Weather or Not
Shoppers may be more apt to buy certain products during a warm, dry day in October than a similar day in July, suggests Katherine Rosman in The Wall Street Journal (8/15/13). This insight is based on "a series of polls" taken by the Weather Company, designed to determine a connection between "how local weather makes people feel" — and then shop — "in different regions of the country." Knowing that “people appreciate warm weather after summer months more than seasonally warm weather” could be helpful in deciding when or whether to advertise gardening supplies, for example.
As Weather Company chairman David Kenny explains: “People generally check the weather because they’re planning to do something … We are getting better at knowing the kinds of things people will be planning based on where and when they are checking the weather and what the weather is.” For example, Michael’s Stores thought it would make sense to advertise on rainy days, “when their customers often do craft projects.” However, it turns out that “sales of crafts surged not on rainy days but when the forecast called for rain three days in advance.”
As a result, Michaels began advertising when the extended forecast called for rain in three days.
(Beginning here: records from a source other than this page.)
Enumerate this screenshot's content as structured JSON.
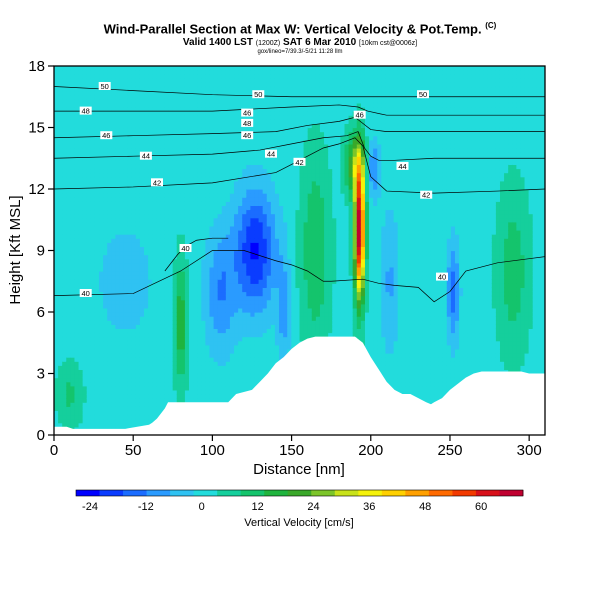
{
  "header": {
    "title": "Wind-Parallel Section at Max W: Vertical Velocity & Pot.Temp.",
    "title_mark": "(C)",
    "subtitle": "Valid 1400 LST",
    "subtitle_small": "(1200Z)",
    "subtitle_date": "SAT 6 Mar 2010",
    "subtitle_run": "[10km cst@0006z]",
    "info_line": "gox/lineo=7/39.3/-5/21 11:28 llm"
  },
  "chart_data": {
    "type": "heatmap",
    "title": "Wind-Parallel Section at Max W: Vertical Velocity & Pot.Temp.",
    "xlabel": "Distance [nm]",
    "ylabel": "Height [Kft MSL]",
    "xlim": [
      0,
      310
    ],
    "ylim": [
      0,
      18
    ],
    "x_ticks": [
      0,
      50,
      100,
      150,
      200,
      250,
      300
    ],
    "y_ticks": [
      0,
      3,
      6,
      9,
      12,
      15,
      18
    ],
    "grid": false,
    "colorbar": {
      "label": "Vertical Velocity [cm/s]",
      "placement": "bottom",
      "min": -27,
      "max": 69,
      "tick_values": [
        -24,
        -12,
        0,
        12,
        24,
        36,
        48,
        60
      ],
      "colors": [
        "#0000ff",
        "#0a3cff",
        "#1b6cff",
        "#2a9bff",
        "#2fc2f2",
        "#22dcdc",
        "#15cf9c",
        "#14c46c",
        "#1fb43e",
        "#3aa82a",
        "#7cc52a",
        "#c8e21a",
        "#f5f20a",
        "#ffd000",
        "#ffa000",
        "#ff6a00",
        "#f23a00",
        "#d8101a",
        "#c00030"
      ]
    },
    "terrain_profile": {
      "x": [
        0,
        8,
        12,
        20,
        25,
        40,
        45,
        60,
        62,
        65,
        68,
        70,
        72,
        90,
        100,
        110,
        115,
        125,
        130,
        135,
        140,
        145,
        150,
        155,
        160,
        165,
        170,
        175,
        180,
        185,
        190,
        195,
        200,
        205,
        210,
        215,
        220,
        225,
        230,
        235,
        238,
        240,
        245,
        250,
        255,
        260,
        265,
        270,
        275,
        280,
        285,
        290,
        295,
        300,
        305,
        310
      ],
      "height": [
        0.4,
        0.4,
        0.3,
        0.3,
        0.3,
        0.3,
        0.3,
        0.5,
        0.6,
        0.8,
        1.1,
        1.3,
        1.6,
        1.6,
        1.6,
        1.6,
        2.0,
        2.2,
        2.6,
        3.0,
        3.5,
        3.8,
        4.2,
        4.5,
        4.7,
        4.8,
        4.8,
        4.8,
        4.8,
        4.8,
        4.8,
        4.5,
        3.8,
        3.2,
        2.6,
        2.2,
        2.0,
        2.0,
        1.8,
        1.6,
        1.5,
        1.6,
        1.8,
        2.2,
        2.5,
        2.8,
        3.0,
        3.1,
        3.1,
        3.1,
        3.1,
        3.1,
        3.1,
        3.0,
        3.0,
        3.0
      ]
    },
    "velocity_features": [
      {
        "x": 193,
        "z": 10.0,
        "w": 68,
        "sx": 3.2,
        "sz": 3.2
      },
      {
        "x": 190,
        "z": 13.2,
        "w": 22,
        "sx": 6,
        "sz": 1.5
      },
      {
        "x": 202,
        "z": 13.0,
        "w": -14,
        "sx": 4,
        "sz": 1.4
      },
      {
        "x": 127,
        "z": 9.0,
        "w": -24,
        "sx": 13,
        "sz": 3.0
      },
      {
        "x": 105,
        "z": 7.0,
        "w": -13,
        "sx": 10,
        "sz": 3.0
      },
      {
        "x": 165,
        "z": 9.0,
        "w": 12,
        "sx": 9,
        "sz": 4.5
      },
      {
        "x": 80,
        "z": 5.5,
        "w": 16,
        "sx": 4,
        "sz": 3.0
      },
      {
        "x": 145,
        "z": 6.0,
        "w": -10,
        "sx": 4,
        "sz": 3.0
      },
      {
        "x": 212,
        "z": 7.5,
        "w": -9,
        "sx": 6,
        "sz": 3.5
      },
      {
        "x": 252,
        "z": 7.0,
        "w": -16,
        "sx": 4,
        "sz": 2.5
      },
      {
        "x": 290,
        "z": 8.0,
        "w": 10,
        "sx": 10,
        "sz": 4.0
      },
      {
        "x": 45,
        "z": 7.5,
        "w": -6,
        "sx": 20,
        "sz": 3.0
      },
      {
        "x": 10,
        "z": 2.0,
        "w": 8,
        "sx": 8,
        "sz": 1.5
      }
    ],
    "theta_contours": [
      {
        "label": "40",
        "label_x": 20,
        "label_y": 6.9,
        "x": [
          0,
          50,
          80,
          100,
          120,
          140,
          150,
          160,
          170,
          175,
          195,
          205,
          215,
          230,
          240,
          250,
          260,
          280,
          300,
          310
        ],
        "height": [
          6.8,
          6.9,
          8.0,
          9.0,
          9.0,
          8.5,
          8.3,
          8.0,
          7.5,
          7.5,
          7.6,
          7.4,
          7.3,
          7.2,
          6.5,
          7.0,
          8.0,
          8.4,
          8.6,
          8.7
        ]
      },
      {
        "label": "40",
        "label_x": 83,
        "label_y": 9.1,
        "x": [
          70,
          78,
          83,
          90,
          100,
          110
        ],
        "height": [
          8.0,
          8.8,
          9.2,
          9.5,
          9.6,
          9.6
        ]
      },
      {
        "label": "42",
        "label_x": 65,
        "label_y": 12.3,
        "x": [
          0,
          50,
          100,
          140,
          150,
          160,
          170,
          180,
          190,
          195,
          200,
          210,
          240,
          280,
          310
        ],
        "height": [
          12.0,
          12.1,
          12.3,
          12.8,
          13.2,
          13.6,
          14.0,
          14.2,
          14.5,
          14.1,
          12.6,
          11.9,
          11.8,
          11.9,
          12.0
        ]
      },
      {
        "label": "44",
        "label_x": 58,
        "label_y": 13.6,
        "x": [
          0,
          50,
          100,
          130,
          150,
          170,
          185,
          192,
          196,
          200,
          205,
          215,
          240,
          280,
          310
        ],
        "height": [
          13.5,
          13.6,
          13.7,
          13.9,
          14.2,
          14.5,
          14.6,
          14.8,
          14.0,
          13.6,
          13.4,
          13.4,
          13.5,
          13.5,
          13.5
        ]
      },
      {
        "label": "46",
        "label_x": 33,
        "label_y": 14.6,
        "x": [
          0,
          50,
          100,
          140,
          160,
          180,
          190,
          195,
          200,
          210,
          240,
          280,
          310
        ],
        "height": [
          14.5,
          14.6,
          14.7,
          14.8,
          15.1,
          15.3,
          15.5,
          15.2,
          14.9,
          14.8,
          14.8,
          14.8,
          14.8
        ]
      },
      {
        "label": "48",
        "label_x": 20,
        "label_y": 15.8,
        "x": [
          0,
          50,
          100,
          150,
          180,
          192,
          198,
          210,
          240,
          280,
          310
        ],
        "height": [
          15.8,
          15.8,
          15.8,
          16.0,
          16.1,
          16.0,
          15.8,
          15.6,
          15.6,
          15.6,
          15.6
        ]
      },
      {
        "label": "50",
        "label_x": 32,
        "label_y": 17.0,
        "x": [
          0,
          50,
          100,
          150,
          200,
          250,
          310
        ],
        "height": [
          17.0,
          16.8,
          16.6,
          16.5,
          16.5,
          16.5,
          16.5
        ]
      },
      {
        "label": "46",
        "label_x": 122,
        "label_y": 15.7,
        "x": [],
        "height": []
      },
      {
        "label": "46",
        "label_x": 122,
        "label_y": 14.6,
        "x": [],
        "height": []
      },
      {
        "label": "50",
        "label_x": 129,
        "label_y": 16.6,
        "x": [],
        "height": []
      },
      {
        "label": "48",
        "label_x": 122,
        "label_y": 15.2,
        "x": [],
        "height": []
      },
      {
        "label": "44",
        "label_x": 137,
        "label_y": 13.7,
        "x": [],
        "height": []
      },
      {
        "label": "42",
        "label_x": 155,
        "label_y": 13.3,
        "x": [],
        "height": []
      },
      {
        "label": "46",
        "label_x": 193,
        "label_y": 15.6,
        "x": [],
        "height": []
      },
      {
        "label": "44",
        "label_x": 220,
        "label_y": 13.1,
        "x": [],
        "height": []
      },
      {
        "label": "42",
        "label_x": 235,
        "label_y": 11.7,
        "x": [],
        "height": []
      },
      {
        "label": "50",
        "label_x": 233,
        "label_y": 16.6,
        "x": [],
        "height": []
      },
      {
        "label": "40",
        "label_x": 245,
        "label_y": 7.7,
        "x": [],
        "height": []
      }
    ]
  }
}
Hair-care products are another obvious candidate for this approach. “When weather is on our customer’s mind, we can give her a good solution for her hair,” says Kevin Crociata, a Pantene marketing director. Such targeting is largely made possible by the advent of mobile devices and the popularity of weather apps. “The old paradigm of business and weather was cope and avoid,” says Paul Walsh, a former meteorologist who now works for the Weather Company. “With technology, the paradigm is now anticipate and exploit.”